La réponse réside comme toujours dans un facteur évident : la transformation des comportements du public impulsée par de nouvelles technologies. Le mobile et les réseaux sociaux qui s’y nichent – en premières places desquels on retrouve Snapchat, Instagram et Facebook désormais – ont fait naître en nous cet appétit et cette curiosité pour les vidéos au cadre étiré.

Généralement, la pertinence du format vertical est justifiée à grands renforts de chiffres. « 96% des gens tiennent leur mobile de façon verticale » (sans déconner…) ou encore « 79% des utilisateurs mobiles préfèreraient des contenus au format vertical s’ils avaient le choix » nous dit Facebook.

Super. Mais j’estime que l’on a aujourd’hui largement dépassé le stade où la vidéo verticale doit encore prouver quoi que ce soit. Elle est là. Et compte tenu de la prévalence du mobile dans nos vies, elle est là pour durer.

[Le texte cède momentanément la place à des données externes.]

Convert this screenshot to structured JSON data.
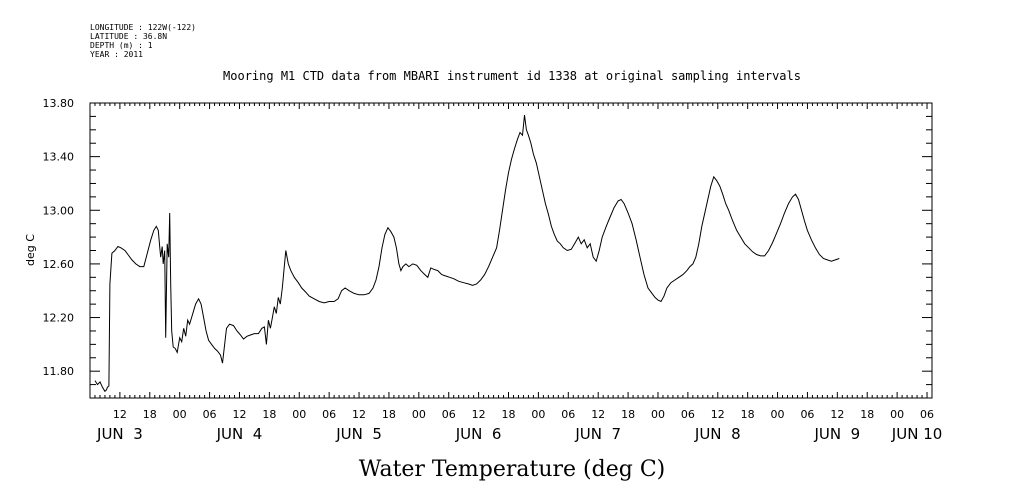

La question désormais, c’est bien de trouver la meilleure façon de s’emparer de la création vidéo verticale, dans toute sa richesse et sa diversité.

Va-t-on devoir tout produire en double ?

Voire en triple ? Un format horizontal, un format carré, un format vertical ? Peut-être, tout dépend du contenu en question. Pour un contenu publicitaire (ou assimilé à de la pub), qui doit être diffusé un peu partout, sur toutes plateformes, sur tous supports, la réponse est probablement oui…

En tout cas disons que les formats multiples seront un atout pour diffuser un contenu le plus largement possible… Mais qu’en est-il des contenus plus spécifiques, « artistiques », dans lesquels les choix de cadrage font partie d’une démarche bien affirmée ?

Certains proposeront de filmer selon un certain ratio (par exemple, en horizontal 16:9) puis de recadrer ensuite sur la partie la plus intéressante de l’image. C’est une possibilité en effet, mais qui reste extrêmement périlleuse.

Prenons l’exemple de cette image horizontale et de ses recadrages en formats carré puis vertical :

Ici, tout se passe plutôt bien. Recadrer un sujet unique, lors d’une interview par exemple, ne semble pas insurmontable.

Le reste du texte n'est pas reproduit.